As far back as I can remember, except for a brief teenage rebellion, I loved going to Sunday School and worship. It was a non-negotiable habit in my family of origin. Even on the rare occasions when one or both of my parents couldn’t attend, they saw to it that my sister, brother and I were there. As a result, though as adults we have been separated by distance, all three of us have established the same non-negotiable habit in our individual families.
The habit is confirmed in Scripture.
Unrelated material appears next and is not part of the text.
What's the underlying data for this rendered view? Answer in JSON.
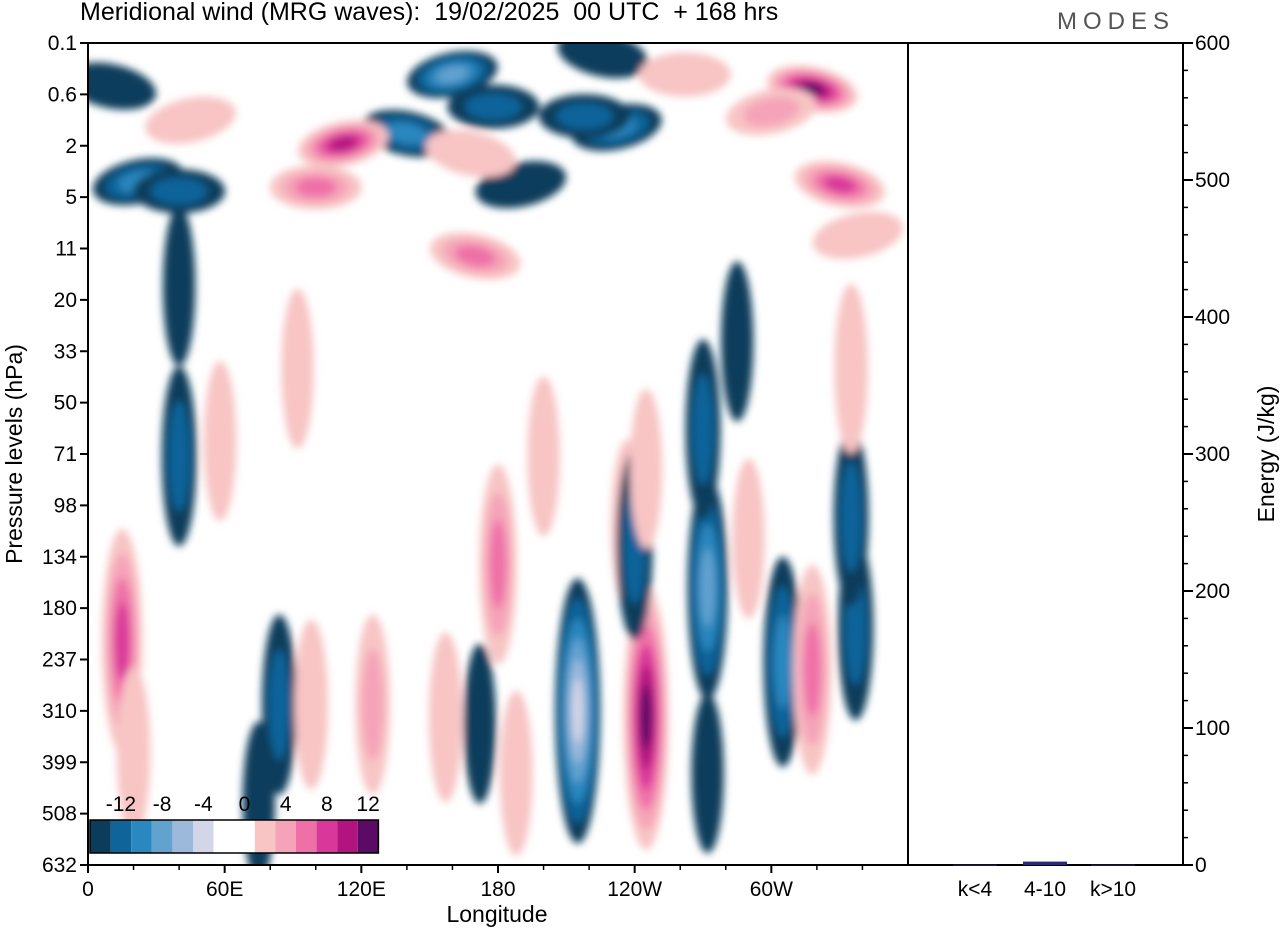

For example, we read in Luke 4:16: “As was His custom, Jesus entered the Synagogue.” Then, Proverbs 22:6 tells us: “Train up a child in the way he should go, and when he is old, he will not depart from it.”
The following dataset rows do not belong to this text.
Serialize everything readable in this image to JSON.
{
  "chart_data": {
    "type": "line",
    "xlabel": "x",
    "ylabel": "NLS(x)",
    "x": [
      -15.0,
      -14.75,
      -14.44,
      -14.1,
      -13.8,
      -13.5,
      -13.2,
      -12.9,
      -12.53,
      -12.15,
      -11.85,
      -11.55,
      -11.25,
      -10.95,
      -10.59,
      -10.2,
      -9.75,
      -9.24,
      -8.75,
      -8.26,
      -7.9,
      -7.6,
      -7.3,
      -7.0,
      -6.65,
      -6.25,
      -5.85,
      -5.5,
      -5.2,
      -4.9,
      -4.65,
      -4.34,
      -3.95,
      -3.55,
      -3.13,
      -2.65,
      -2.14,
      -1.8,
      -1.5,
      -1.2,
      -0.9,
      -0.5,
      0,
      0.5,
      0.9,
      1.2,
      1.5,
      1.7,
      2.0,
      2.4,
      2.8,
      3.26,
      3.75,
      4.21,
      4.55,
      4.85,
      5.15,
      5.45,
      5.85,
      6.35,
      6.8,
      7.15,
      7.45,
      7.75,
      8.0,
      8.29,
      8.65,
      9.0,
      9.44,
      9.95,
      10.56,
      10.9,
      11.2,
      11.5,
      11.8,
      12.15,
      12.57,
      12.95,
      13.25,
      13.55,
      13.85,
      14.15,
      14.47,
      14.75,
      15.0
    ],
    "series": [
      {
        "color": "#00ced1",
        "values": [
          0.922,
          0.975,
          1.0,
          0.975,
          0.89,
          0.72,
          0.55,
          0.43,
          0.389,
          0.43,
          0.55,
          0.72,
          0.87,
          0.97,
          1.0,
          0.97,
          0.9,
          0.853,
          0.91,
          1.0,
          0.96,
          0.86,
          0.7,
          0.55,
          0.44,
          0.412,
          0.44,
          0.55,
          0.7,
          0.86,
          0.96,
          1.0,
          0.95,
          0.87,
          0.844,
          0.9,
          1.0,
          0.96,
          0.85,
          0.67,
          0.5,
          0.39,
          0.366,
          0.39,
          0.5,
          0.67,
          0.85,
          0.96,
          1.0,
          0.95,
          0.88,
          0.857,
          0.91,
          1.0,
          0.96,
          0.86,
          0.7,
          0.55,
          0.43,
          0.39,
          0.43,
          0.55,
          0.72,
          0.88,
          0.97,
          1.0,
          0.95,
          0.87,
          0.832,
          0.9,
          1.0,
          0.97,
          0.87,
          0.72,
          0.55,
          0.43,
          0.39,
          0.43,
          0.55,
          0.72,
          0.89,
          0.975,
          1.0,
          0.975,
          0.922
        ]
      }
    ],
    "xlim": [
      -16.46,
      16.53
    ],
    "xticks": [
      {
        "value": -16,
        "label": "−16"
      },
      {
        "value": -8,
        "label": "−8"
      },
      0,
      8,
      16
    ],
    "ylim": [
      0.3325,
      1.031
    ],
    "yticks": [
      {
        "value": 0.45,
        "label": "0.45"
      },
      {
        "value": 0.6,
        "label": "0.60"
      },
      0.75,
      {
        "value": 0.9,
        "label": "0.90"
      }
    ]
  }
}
I’m sure there may have been many things my parents wanted me to accomplish that I didn’t. But one thing is certain, their insistence on our attendance in Sunday School and worship gave me an eternal perspective.
Of course, worshipping God is not difficult in my church. All of our ministers — Doug Fairbanks, Brian Davis, Linda McDaniel and Chris Black — are good preachers. David Harr, although retired, is on staff part-time to visit shut-ins. Jan McNair our minister of music, organist David Patton and pianist Trish Foy can be counted on for a wonderfully varied program of music. Our contemporary service, held in the Oak Street Center, is also worshipful and has full attendance.
Every Sunday as I drive toward church, I do so with a sense of expectation and joy. But Sunday, March 30, was even more special. Fairbanks preached an excellent sermon on “The Enlightened Ones.” As usual, he had practical illustrations about how we can let our lights shine.
Then the choir came down from the choir loft to fill the chancel area and sing “Requiem” by John Leavitt. It was magnificent. It reminded us that our long winter has passed, and spring has come. I thought of the words of Song of Solomon 2:16: “Winter is past and the time of singing has come.”